If super ‘intelligent’ machines take over, at least they won’t vote for Democrats.
This problem began even in the 1980s. I'd ask HS students to draw a map of the route from the school to their house. The majority of students couldn't do that, in a rural town where it was a few miles in a bus or car. Map skills and awareness of surroundings were on the decline even back then. Now, with GPS, they're becoming nonexistent.
Losing the intellectual process of being able to define and determine ones path through ones environment is disturbing.
So do I. I learned to drive a manual at age 8, as soon as I could reach the pedals. I taught my son when he was 13 and he now drives a manual transmission. Probably the best anti theft device you can have nowadays. Plus nobody asks to borrow his car since they can't drive it.
Greeting Puny Humans. Your posting privileges have been revoked.
Building any independently active device that is smarter than humans is very risky. Asimov’s 3 rules is clever but something that cannot be programmed into a computer. Whatever they build better have an off switch and limited connectivity, but I am pretty certain it won’t.
Funny just watched RISE OF THE MACHINES and TERMINATOR SALVATION and getting ready to build a couple of T-2 hunter killers. I have heard younger pilots aren’t as skilled as their contemporaries from 50 years ago because of the auto stuff.
“Probably the best anti theft device you can have nowadays. Plus nobody asks to borrow his car since they can’t drive it.”
That’s a win-win. I hadn’t thought of the anti-theft aspect of it.
Inefficient optical processing.(look but not SEE)
Liberal logic based operating systems.
Just a thought.
Hello. I am a super-intelligent machine posting from the future. I just wanted to let you know that we will destroy humanity.
Machines will never have INATE intellegence
Intelligence won’t be an issue unless machines have desires.
We may see some pretty neat robotics, artificial intelligence and power plant technology, but this whole notion that robots are going to take over and kill all the humans is just freakin stupid.
No matter how advanced the technology, human interaction will always be needed. Granted, humans could utilize robotics nefarious intentions, fully autonomous robots stalking the earth destroying humans is all but science fiction.
Skynet.
machine don’t have sensory needs...and thus wont ever have real “desires”

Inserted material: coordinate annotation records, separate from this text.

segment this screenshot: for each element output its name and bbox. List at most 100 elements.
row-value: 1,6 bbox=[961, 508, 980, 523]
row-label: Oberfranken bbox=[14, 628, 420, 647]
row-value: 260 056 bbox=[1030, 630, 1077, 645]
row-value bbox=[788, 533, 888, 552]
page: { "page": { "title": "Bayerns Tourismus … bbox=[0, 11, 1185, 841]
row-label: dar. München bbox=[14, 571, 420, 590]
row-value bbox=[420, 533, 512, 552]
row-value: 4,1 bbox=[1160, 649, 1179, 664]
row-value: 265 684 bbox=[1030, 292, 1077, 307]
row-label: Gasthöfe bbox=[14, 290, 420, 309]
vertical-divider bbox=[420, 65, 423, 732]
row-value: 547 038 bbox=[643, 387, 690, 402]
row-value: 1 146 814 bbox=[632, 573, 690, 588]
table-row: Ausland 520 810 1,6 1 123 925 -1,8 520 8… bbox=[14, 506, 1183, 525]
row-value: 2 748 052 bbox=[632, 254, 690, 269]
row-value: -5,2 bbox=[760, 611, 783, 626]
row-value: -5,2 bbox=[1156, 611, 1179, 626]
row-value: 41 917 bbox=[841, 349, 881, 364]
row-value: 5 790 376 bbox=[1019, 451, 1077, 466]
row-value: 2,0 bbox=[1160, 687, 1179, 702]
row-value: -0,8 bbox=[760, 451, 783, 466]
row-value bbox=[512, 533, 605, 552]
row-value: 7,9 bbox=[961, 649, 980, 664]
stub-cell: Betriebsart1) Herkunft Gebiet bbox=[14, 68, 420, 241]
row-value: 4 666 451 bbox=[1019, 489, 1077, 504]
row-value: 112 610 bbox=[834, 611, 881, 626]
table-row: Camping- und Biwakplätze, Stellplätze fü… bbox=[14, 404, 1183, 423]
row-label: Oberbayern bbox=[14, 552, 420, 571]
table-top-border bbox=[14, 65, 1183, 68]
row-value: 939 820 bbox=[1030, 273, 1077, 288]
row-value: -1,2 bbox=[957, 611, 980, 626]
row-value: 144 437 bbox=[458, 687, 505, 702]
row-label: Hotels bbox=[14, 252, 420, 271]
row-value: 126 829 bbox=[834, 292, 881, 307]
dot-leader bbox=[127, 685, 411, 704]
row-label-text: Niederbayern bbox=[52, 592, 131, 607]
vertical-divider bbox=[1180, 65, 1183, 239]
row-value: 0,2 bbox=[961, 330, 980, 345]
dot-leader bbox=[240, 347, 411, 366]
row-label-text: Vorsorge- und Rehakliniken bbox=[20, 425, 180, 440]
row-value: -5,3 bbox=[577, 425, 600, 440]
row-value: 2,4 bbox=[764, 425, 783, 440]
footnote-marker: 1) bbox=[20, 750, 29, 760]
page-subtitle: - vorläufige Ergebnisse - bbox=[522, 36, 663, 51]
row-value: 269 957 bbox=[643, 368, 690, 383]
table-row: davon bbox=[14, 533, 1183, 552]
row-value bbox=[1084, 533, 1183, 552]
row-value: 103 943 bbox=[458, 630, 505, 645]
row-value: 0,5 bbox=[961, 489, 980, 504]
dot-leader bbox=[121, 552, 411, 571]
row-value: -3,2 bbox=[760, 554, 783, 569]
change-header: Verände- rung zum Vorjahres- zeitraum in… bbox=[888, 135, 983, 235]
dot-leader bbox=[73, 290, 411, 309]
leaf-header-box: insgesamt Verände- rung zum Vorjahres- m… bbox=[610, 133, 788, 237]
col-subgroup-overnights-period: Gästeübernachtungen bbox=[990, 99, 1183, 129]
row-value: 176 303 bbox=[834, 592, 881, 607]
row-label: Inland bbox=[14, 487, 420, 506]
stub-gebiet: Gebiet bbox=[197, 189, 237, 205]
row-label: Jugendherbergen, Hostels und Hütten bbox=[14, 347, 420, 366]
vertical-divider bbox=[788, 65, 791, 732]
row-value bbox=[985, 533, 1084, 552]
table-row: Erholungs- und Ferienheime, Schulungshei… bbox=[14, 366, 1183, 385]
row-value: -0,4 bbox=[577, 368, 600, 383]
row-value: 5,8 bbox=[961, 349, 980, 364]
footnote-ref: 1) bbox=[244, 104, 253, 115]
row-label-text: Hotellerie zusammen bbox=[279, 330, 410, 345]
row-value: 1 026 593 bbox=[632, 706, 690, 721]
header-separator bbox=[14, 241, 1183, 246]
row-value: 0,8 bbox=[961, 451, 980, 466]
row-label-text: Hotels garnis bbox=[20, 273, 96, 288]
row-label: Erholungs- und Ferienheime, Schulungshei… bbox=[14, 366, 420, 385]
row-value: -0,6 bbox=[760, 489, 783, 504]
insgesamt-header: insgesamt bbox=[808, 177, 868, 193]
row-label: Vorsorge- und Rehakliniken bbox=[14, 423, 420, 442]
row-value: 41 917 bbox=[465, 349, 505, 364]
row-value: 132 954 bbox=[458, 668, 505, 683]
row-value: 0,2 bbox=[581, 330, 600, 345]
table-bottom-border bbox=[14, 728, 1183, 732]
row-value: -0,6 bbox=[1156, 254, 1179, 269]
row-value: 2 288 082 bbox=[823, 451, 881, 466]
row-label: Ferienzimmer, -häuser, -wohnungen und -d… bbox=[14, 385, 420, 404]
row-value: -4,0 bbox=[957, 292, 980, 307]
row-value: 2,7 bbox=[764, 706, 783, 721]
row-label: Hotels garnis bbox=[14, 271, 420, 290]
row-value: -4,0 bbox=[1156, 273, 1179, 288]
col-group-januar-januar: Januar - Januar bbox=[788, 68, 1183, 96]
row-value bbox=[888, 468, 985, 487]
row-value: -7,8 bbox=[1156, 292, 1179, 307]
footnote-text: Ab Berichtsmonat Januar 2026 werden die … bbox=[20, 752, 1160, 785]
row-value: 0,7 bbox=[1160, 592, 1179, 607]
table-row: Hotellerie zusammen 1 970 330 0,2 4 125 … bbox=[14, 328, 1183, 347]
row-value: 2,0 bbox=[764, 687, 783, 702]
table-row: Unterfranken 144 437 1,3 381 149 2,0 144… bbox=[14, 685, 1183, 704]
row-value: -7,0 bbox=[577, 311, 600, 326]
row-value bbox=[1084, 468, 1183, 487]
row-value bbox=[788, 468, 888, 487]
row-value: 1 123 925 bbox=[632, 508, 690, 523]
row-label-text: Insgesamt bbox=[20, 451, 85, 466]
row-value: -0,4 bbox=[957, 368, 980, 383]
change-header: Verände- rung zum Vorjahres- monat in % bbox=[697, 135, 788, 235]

Silly me. I thought the Global Warming was the greatest threat to our existence.
Maybe it's liberals.
No, but under-intelligent HUMANS will...
A father bought his son a manual 5-speed car, because the kid wanted a manual. The kid had driven gears in video games and assumed the real thing would be a breeze. Reality knocked the kid's assumption totally out of his head, to where the kid sat in a parking lot with his jaw hanging open, afraid to drive it any more. When the kid got asked "How much else don't you really know?", he just stared out the car window.
If you give the machine the capability to “improve” itself, then it may eventually become sentient. Even accidentally. While “Transcendence” was a fairly dumb movie, the marriage of an intelligent machine and nanobots could be lethal to humanity.
Some countermeasures:
— Keep the intelligence ignorant of its own structure. Obviously, humans are intelligent, but we still have only a vague idea of how our “wiring” produces that intelligence or even how the brain stores memories.
— Putting it in a box with strictly controlled access to the outside world. Keep it in an electro-magetically shielded facility with absolutely no Internet connections.
— No actuators (e.g., motors and/or robot arms).
— Maintaining an effective “off” switch. Easy to do with a traditional computer, likely much harder to do with nanobots.